Here are five key GTM lessons from Zenity’s journey that challenge conventional enterprise security selling wisdom:

Lead with Enablement, Not Fear

While most security vendors default to fear-based messaging, Zenity took the opposite approach. “What’s very unique about our story is that it’s a story of enablement,” Ben explains. “People or citizen developers are not building stuff to harm the organization or exposing the organization to risks. Organizations need Zenity for a win situation in order for them to feel comfortable to make sure that they empower their end users.”

This positioning proved particularly powerful because it aligned with where enterprises were already heading. As Ben notes, “Gartner estimated that by 2025, 75% of development in enterprises will be carried by citizen developers, not by professional developers.” By focusing on enabling this inevitable shift rather than blocking it, Zenity created immediate resonance with enterprise buyers.

Transform Thought Leadership into Trust

Instead of relying solely on traditional enterprise sales tactics, Zenity built credibility through deep knowledge sharing. “We believe that we need to show value to our prospects clients, whether it’s with their thought leadership activities, content, publications that we’re doing participation in respectful security organizations, top leadership organizations such as OWA, such as Mitre,” Ben shares.

This approach generates quality inbound leads while establishing expertise before sales conversations begin. As Ben emphasizes, “We never try to scare people off. It’s not the way that we operate at Zenity. It’s not like a FUD motion.”

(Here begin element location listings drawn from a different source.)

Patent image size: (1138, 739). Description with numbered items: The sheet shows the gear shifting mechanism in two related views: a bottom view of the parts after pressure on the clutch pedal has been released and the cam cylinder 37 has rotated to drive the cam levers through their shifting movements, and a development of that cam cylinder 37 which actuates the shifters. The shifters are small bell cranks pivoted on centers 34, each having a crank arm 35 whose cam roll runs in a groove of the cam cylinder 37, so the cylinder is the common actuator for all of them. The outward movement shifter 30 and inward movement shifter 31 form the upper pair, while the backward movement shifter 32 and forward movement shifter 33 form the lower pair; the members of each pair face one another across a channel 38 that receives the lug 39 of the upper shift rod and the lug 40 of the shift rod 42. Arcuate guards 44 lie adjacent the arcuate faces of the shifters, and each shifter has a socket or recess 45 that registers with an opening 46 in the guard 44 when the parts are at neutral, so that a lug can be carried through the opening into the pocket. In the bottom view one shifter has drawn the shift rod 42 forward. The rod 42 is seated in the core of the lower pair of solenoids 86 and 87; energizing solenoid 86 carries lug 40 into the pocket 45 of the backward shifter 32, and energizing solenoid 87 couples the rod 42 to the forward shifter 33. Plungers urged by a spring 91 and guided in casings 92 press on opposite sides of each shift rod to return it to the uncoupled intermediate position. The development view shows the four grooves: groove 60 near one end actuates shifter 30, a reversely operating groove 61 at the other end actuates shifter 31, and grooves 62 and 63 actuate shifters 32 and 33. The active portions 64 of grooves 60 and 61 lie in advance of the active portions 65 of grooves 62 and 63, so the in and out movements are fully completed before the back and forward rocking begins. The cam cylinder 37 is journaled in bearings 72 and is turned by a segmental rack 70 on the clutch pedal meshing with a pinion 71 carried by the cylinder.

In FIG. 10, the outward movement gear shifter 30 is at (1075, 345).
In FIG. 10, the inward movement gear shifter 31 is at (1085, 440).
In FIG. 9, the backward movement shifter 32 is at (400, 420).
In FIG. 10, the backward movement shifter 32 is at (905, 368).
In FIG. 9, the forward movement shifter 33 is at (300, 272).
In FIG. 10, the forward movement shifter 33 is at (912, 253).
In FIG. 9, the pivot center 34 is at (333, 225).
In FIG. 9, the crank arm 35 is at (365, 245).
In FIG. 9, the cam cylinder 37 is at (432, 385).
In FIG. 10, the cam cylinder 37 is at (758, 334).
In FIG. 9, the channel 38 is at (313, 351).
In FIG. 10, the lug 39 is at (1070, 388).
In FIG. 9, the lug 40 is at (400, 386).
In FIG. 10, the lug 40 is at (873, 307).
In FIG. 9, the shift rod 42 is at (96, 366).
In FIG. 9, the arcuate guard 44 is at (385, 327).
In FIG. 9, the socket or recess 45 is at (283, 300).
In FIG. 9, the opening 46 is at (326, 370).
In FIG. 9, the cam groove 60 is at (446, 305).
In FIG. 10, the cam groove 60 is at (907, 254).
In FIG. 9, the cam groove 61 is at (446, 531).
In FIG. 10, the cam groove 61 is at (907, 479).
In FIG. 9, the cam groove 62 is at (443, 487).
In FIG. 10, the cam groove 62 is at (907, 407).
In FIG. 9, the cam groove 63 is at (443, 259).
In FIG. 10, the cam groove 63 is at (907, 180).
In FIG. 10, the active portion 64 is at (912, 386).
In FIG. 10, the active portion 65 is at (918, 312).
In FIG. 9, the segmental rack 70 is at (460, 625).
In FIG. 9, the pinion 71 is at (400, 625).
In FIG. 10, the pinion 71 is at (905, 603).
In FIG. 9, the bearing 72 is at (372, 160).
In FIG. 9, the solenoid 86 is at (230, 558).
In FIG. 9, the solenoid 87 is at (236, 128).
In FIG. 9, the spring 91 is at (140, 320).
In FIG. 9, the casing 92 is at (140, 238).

Turn Enterprise Feedback Into Product Strategy

Rather than treating enterprise feedback as a sales tool, Zenity made it central to their product development. “When you talk to these leaders and it’s not like just, ‘hey, I want to sell you this and that,’ when you actually listen to what they have to say, to their feedback, especially when you’re early in your journey, that helps you get better,” Ben explains.

This iterative approach creates a virtuous cycle: better product-market fit leads to stronger customer relationships, which generates more valuable feedback for future development.

Create Categories Through Future-Focus

In the crowded cybersecurity market, creating a new category requires more than just innovative technology. Ben emphasizes the importance of solving tomorrow’s problems: “I think it’s important in the cybersecurity industry to also think about what’s coming next… actually seeing where your potential clients are going to be in a year time from now, in two years, trying to find something really interesting to solve instead of going after similar problems that were already addressed in the past.”

This forward-looking approach helped Zenity establish their category. “We started as the first company to target this world of cities and development. Then it was with local. Today it’s also with generative AI,” Ben notes.

Leverage Analysts as Strategic Partners

While many startups view analyst relations as a necessary evil, Zenity approached these relationships as strategic partnerships. “Analysts are of course, very meaningful… It’s important to work closely with those respectful organizations such as Gartner and Forrester and IDC. They have such an amazing perspective on the industry. They get to talk to so many different types of organization, buyers, leaders.”

The key insight tying these lessons together is that enterprise trust isn’t built through traditional sales tactics – it’s earned through consistent value delivery before the sale ever happens. As Ben puts it, “When you actually listen to what they have to say… that helps you get better.”

For founders building enterprise security companies, these lessons challenge the conventional wisdom of leading with FUD and pushing for quick sales. Instead, they suggest a longer-term approach focused on knowledge sharing, enablement, and genuine value creation. While this path might take longer to traverse, it creates a stronger foundation for sustained enterprise success.